The situation has now been resolved, and Amazon has published an incident postmortem, which revealed the root cause: A typo.
A company employee was performing routine maintenance designed to remove a small number of servers for one of the S3 subsystems used for billing. Unfortunately, the command was incorrectly entered, and it inadvertently took down a large number of servers, which took the company much longer to restart than they originally anticipated.
According to the details of the incident post mortem, Amazon had not fully restarted some of the impacted servers for several years, which further complicated the restart. The
company has modified the tool that was used to take the servers down so that it will do so more slowly in the future, giving the company’s staff more time to intervene in the event that they notice any unanticipated complications going forward.While this is not the first time a cloud services provider has experienced an outage, it was easily the largest one we’ve ever seen, and it has raised questions about the reliability of those servers.

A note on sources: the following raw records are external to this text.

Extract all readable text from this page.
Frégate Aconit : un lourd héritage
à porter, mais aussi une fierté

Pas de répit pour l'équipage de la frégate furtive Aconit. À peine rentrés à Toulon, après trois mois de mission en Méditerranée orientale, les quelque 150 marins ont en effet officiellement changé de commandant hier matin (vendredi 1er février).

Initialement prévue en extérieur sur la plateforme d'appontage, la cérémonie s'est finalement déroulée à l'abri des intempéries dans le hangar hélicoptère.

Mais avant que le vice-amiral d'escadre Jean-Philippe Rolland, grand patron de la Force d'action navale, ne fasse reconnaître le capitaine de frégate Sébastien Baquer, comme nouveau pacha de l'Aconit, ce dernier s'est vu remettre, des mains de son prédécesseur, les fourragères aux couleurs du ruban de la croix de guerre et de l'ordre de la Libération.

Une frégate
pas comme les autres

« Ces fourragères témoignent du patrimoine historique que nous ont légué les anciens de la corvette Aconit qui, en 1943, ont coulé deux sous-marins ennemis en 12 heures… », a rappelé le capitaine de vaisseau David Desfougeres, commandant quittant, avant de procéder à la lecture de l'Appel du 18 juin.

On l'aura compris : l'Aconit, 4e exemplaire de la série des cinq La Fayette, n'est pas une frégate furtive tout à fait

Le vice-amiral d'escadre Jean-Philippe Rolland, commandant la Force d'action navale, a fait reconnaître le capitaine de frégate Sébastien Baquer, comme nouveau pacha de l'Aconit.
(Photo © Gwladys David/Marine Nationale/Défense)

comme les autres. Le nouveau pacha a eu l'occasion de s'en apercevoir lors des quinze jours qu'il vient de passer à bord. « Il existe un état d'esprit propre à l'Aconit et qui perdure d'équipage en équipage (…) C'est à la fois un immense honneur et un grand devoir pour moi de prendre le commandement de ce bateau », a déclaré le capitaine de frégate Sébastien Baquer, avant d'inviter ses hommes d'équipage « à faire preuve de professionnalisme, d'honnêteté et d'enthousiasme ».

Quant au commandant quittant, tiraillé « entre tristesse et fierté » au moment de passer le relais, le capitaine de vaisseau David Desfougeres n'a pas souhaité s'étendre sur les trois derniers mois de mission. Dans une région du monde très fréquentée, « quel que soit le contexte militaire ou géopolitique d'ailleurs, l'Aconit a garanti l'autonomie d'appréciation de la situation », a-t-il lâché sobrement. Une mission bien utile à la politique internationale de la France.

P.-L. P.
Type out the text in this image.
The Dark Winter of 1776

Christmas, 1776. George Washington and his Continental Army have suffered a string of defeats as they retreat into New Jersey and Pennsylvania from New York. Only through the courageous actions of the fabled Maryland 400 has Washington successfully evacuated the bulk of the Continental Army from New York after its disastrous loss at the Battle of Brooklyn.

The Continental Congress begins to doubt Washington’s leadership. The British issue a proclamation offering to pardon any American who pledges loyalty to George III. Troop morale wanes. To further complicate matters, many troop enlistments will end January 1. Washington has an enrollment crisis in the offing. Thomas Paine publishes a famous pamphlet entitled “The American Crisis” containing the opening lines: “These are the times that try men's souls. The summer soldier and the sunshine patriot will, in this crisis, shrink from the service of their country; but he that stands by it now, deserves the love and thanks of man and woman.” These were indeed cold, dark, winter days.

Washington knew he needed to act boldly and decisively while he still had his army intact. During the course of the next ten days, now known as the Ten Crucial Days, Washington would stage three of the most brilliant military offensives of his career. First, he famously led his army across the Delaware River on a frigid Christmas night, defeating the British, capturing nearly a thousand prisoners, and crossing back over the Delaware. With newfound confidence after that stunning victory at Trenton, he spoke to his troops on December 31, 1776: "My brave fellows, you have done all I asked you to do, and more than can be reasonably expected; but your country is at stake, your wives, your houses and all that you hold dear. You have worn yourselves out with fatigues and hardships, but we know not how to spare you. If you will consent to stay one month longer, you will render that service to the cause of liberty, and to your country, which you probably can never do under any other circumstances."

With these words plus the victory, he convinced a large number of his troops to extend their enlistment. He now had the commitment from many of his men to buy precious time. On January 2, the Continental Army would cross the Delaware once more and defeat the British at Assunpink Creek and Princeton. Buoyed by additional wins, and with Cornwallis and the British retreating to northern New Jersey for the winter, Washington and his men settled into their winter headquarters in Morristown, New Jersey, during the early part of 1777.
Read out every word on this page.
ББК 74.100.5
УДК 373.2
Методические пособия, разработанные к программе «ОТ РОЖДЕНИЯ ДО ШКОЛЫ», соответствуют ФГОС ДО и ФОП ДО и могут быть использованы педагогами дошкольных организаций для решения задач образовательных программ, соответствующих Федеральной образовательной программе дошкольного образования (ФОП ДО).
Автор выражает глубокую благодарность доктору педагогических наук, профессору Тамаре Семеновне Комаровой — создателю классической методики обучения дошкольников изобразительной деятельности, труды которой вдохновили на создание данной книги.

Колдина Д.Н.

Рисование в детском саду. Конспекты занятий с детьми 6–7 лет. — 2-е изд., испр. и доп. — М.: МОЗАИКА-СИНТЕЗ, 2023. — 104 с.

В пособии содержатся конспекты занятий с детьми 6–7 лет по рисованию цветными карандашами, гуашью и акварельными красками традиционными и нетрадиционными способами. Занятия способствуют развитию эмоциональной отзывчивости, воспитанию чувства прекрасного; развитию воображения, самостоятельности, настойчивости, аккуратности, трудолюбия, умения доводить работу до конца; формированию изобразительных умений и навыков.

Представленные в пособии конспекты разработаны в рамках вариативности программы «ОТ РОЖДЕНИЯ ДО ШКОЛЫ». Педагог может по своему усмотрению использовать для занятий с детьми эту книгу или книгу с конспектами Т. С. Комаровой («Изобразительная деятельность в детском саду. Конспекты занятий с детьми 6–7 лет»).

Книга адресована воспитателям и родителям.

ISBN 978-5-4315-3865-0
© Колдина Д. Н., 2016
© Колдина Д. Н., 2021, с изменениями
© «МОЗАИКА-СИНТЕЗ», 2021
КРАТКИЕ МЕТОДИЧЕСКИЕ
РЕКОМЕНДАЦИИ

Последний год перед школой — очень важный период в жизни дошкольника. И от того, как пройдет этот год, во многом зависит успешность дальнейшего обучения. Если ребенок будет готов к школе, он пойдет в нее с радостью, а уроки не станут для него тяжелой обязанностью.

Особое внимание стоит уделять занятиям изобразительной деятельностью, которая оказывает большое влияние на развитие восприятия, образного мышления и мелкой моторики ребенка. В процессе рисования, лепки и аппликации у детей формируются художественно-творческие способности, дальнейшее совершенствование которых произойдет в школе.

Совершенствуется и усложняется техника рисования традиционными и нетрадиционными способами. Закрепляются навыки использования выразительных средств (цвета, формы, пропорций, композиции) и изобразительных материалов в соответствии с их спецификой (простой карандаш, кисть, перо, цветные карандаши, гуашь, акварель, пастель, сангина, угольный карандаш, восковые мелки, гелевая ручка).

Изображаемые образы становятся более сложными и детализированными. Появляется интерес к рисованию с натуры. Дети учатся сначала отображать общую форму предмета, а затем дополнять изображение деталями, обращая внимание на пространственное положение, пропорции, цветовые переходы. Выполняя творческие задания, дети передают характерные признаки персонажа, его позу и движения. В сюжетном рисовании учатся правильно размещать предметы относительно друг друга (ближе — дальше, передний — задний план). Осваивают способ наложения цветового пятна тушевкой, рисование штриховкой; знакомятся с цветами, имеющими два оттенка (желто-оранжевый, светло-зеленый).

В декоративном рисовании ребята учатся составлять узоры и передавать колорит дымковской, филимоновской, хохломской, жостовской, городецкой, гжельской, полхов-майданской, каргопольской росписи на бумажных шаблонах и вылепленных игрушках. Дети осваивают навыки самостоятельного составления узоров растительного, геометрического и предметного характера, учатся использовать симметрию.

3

With the number of companies migrating to cloud-based service providers, the ripple effects can be enormous when one of those providers suffers an outage.
That said, cloud-based providers have an exceptionally good record to this point, and it should be noted that no company is immune to outages. Amazon’s recent incident isn’t really a viable argument against cloud migration. At the end of the day, equipment is still equipment, and no matter who manages it, there’s always a chance, however slight, of a complication resulting in downtime.